What do you do when you have writers-block?

I don't suffer from writer's block. I suffer from writer's slop.

My lyrics suck no matter how you slice it. I just don't have it. I make okay music, but I can't write a good lyric to save my life.

Here's a perfect example:


Once upon a time, I didn't care,
if it came from here, or came from there.
I said I didn't care.

You never have to fear,
as long as I have one near.
I love my beer.
I love my beer.


It could be in a glass, or in a can,
as long as I have one right...here in my hand.
Then life is grand (back-up singers life is grand).

You never have to fear,
as long as I have one near.
I love my beer.
I love my beer.

I love my beer.
 
Inspiration Needed

I once read that no one really gets writers block, you just get harsher in your judgement of what you produce. You then stop producing because you think it will be crap, meanwhile you romantises that your creativity in the past was better that it really was. As a result you set a ridiculously high level of expectation for your next big inspiration and you dismiss ideas as worthless that you once would have pursued and developed into greatness. In short keep writing, no matter how much rubbish you produce.

Creativity (or problem solving) is often the combination of 2 disparate ideas into a new into a new synthesis. With a song it could be words and music, words and words or even mixing music styles or structures. But mostly it is your subconscious that does this – so doing things like taking walks, contemplating nature, free writing; actually access those unique combinations that resonate with you and therefore a potential audience. But it is no good doing that if you are not feeding your subconscious with digestible ideas.

The guy who discovered the benzene molecule Fredrick Kekule said (http://en.wikipedia.org/wiki/Friedrich_August_Kekulé_von_Stradonitz)
that he work it out that the molecule was round (up until then the math didn’t work out like in other molecules) after he had a day dream of a snake eating its own tail. But his subconscious wouldn’t have spoken to him, if he didn’t spend hours going over and over the problem.

My point is that to often we try to write songs instead of a song; thats why working from titles or single phrases is such a good idea. Even start with a known song or musical genre in mind that you want to emulate and do a ‘homage’ its not what you end up with as what you discover along the way.

Note books are great when you have a lot of random ideas thrown together – note the ideas from your book on a big single sheet (A3) of paper then see if any of them link up well or even tenuously – the combination of unrelated idea will often spark new directions.

Free write for 10 minutes, just write the first thing that comes into your mind (or record it) then put the best phrases and use the ‘big sheet’ technique above – or better still cut them out put them in a hat and pull them out and write them as lines to a song – some make sense some don’t; Bowie has done this all his career (there are computer programmes that do this now).

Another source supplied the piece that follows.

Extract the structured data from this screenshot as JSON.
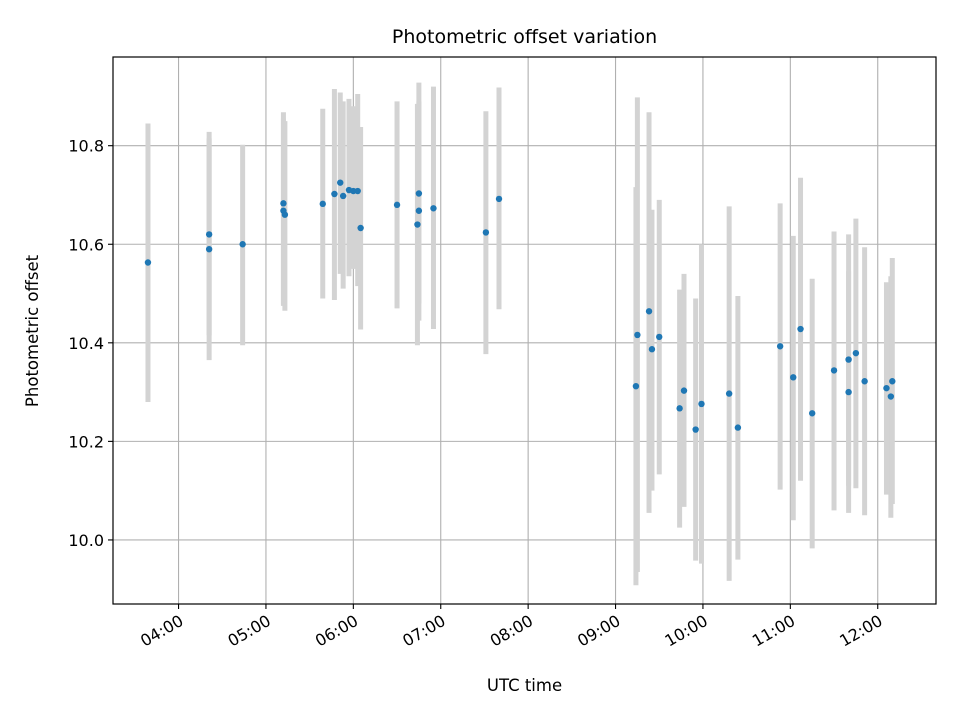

TV is a great source of inspiration – sound bites or answers to interviews often can be a staging point for a whole song – particular when it is someone who is speaking passionately about a subject – the language is instantly emotive. Just jot them all down.

My theory basically goes that you feed your subconscious as many different idea as possible (listening a lot of the time) then try techniques that allow its lateral nature to surface (Like above – do not forget a brisk walk – or treadmill) and let the divergent think grow. It is only later, much later that you bring judgement to bare and you start to think convergently as you edit and craft the song.

I hope this helps people it has helped me for the last 10 years
 
What do I do when I get writers block? I stop writing and do something else.

Only a few times have I gotten lucky by forcing ideas out for songs, most of the time it just ends in discouragement/frustration, and that's only detrimental for a songwriter.